In Jenkins v. Bakst, the plaintiff brought a legal malpractice suit against his attorney.
Jenkins v. Bakst, 130 N.E.3d 199 (Mass. App. 2019). The plaintiff alleged that the defendant was
negligent in negotiating the stock buy-back clause in the plaintiff’s employment agreement with
his employer. Id. The plaintiff wanted the defendant to negotiate a fair market valuation for the
stock buy-back clause in his employment agreement. Id. at 205. However, the defendant and the
attorney on behalf of the employer could not agree to this form of valuation for the stock buy-
back clause. Id. at 203. Rather, the parties agreed on an alternative valuation method. Id. The
plaintiff himself never negotiated the market value formula that he desired. Id. at 205.

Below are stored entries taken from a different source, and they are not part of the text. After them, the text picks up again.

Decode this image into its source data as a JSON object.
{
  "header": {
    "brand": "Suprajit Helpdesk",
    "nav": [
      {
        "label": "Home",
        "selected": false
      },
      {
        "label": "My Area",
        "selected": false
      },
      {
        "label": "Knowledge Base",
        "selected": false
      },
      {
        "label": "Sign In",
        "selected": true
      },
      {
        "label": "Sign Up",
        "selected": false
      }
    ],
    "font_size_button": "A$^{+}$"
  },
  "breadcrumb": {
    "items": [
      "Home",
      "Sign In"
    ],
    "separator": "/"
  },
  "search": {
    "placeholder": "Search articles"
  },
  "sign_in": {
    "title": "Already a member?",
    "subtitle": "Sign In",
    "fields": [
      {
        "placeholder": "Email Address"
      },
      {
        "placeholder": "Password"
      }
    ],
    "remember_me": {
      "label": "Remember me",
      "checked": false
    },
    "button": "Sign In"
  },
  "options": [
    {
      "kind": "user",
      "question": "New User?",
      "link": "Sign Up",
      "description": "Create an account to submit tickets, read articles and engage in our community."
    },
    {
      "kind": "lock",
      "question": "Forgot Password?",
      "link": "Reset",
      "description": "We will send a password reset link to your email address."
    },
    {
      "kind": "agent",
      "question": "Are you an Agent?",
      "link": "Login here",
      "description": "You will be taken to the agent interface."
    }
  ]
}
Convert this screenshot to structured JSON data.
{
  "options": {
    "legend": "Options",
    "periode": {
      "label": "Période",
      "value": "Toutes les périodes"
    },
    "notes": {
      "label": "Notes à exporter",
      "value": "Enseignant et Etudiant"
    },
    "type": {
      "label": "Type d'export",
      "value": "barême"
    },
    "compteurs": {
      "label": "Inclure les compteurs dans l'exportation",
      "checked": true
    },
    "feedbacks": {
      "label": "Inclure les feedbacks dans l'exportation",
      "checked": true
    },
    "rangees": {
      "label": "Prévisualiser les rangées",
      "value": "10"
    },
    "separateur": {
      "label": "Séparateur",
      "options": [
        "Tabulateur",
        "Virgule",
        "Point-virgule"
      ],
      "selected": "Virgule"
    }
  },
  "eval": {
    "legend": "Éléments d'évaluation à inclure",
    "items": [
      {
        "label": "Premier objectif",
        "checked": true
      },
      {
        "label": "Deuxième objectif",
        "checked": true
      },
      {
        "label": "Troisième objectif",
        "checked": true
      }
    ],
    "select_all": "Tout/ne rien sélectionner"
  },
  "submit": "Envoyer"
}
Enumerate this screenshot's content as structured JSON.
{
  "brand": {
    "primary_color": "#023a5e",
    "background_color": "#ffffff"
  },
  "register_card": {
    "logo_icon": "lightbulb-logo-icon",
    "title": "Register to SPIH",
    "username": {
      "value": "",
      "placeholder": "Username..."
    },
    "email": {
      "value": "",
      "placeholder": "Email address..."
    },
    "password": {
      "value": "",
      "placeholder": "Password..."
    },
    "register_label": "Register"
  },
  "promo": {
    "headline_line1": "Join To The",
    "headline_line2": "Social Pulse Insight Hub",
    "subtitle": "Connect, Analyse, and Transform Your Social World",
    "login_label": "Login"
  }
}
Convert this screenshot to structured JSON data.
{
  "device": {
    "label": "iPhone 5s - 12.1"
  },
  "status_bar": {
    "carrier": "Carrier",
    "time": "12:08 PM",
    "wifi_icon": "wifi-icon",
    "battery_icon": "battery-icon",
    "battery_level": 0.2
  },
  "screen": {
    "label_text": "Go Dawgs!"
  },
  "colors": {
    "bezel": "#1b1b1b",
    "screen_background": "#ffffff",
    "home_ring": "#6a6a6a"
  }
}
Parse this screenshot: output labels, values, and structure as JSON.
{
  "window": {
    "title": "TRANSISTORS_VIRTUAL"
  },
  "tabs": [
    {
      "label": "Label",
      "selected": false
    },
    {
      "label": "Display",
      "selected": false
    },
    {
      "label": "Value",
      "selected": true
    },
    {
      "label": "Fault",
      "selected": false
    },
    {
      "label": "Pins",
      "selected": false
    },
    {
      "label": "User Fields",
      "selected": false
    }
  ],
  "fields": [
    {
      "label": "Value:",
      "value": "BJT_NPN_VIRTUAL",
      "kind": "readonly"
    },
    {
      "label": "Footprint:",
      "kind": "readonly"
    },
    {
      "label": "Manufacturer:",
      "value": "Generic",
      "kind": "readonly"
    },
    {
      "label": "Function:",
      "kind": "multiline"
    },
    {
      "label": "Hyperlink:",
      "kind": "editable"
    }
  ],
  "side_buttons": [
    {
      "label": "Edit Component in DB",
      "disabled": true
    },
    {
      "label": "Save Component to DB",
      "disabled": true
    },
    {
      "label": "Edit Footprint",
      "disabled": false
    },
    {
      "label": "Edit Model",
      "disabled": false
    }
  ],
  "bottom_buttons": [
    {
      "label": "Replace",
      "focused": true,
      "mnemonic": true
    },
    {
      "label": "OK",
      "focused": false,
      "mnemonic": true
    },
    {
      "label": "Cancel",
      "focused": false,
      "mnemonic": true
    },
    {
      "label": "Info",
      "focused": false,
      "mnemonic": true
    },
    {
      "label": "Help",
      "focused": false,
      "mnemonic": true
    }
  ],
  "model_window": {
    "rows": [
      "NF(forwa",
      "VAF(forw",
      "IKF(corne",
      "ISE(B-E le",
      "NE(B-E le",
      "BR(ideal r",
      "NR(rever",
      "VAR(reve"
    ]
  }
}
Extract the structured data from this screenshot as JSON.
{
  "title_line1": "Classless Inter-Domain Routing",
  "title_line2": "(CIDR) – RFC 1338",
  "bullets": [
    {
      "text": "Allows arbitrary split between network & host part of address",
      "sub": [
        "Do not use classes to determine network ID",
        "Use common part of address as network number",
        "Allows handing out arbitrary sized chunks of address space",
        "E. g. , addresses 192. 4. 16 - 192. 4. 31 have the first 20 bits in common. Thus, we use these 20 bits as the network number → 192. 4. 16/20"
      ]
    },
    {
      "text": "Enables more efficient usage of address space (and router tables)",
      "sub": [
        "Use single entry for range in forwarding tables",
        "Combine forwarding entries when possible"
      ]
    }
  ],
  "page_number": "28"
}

The court affirmed summary judgement for the defendant. Id. at 206. The court noted that
an attorney is not the guarantor of a particular result in negotiations, and the failure to reach a
particular result is not malpractice. Id. at 204. Notably, the plaintiff conceded that he signed and
read the employment agreement prior to signing it, and he initialed the pages that contained the
defendant’s alternative valuation method. Id. at 203. The defendant also testified that he
explained his alternative valuation method to the plaintiff prior to the negotiation with his
employer; while the plaintiff testified that he could not remember his conversations with the
defendant prior to the negotiation. Id. Therefore, the plaintiff could not confirm or deny the
defendant’s testimony that he explained the alternative valuation method to the plaintiff prior to
negotiation with his employer. Id. Importantly, the court explains that the case would be different
if the plaintiff had claimed that the defendant had misled him as to the meaning of the
employment agreement, or if he concealed the language or the meaning of the agreement from
him. Id. at 204.
Here, the attorney did not commit malpractice just because he did not achieve the client’s
desired result. Before reaching a different result, the attorney did inform the client as to an
alternative valuation method for the stock buy-back clause that he had used in other similar
negotiations on behalf of other clients. The attorney here complied with Rule 1.4(a)(2) of the
ABA Model Rules of Professional Conduct. The consultation between the attorney and client
was reasonable, as the discussion occurred before negotiations, as opposed to the attorney
negotiating the deal and then explaining the alternative method after the deal was already
drafted. Additionally, the plaintiff here read and signed the employment agreement, as well as
initialed the page that contained the alternative valuation method—this is evidence of the
attorney’s compliance with MR 1.4(a)(3). The client signed the agreement, and notably initialed
the page with the alternative valuation method that he complained of. The client was reasonably
informed about the status of the matter, as evidenced by his signature and initials he signed on
the negotiation agreement.
Summary judgement was appropriate in this legal malpractice case because there was no
evidence to support that the attorney breached his duty to his client. In fact, the plaintiff could
not dispute that the defendant attorney explained the alternative valuation method to him—the
plaintiff simply could not remember.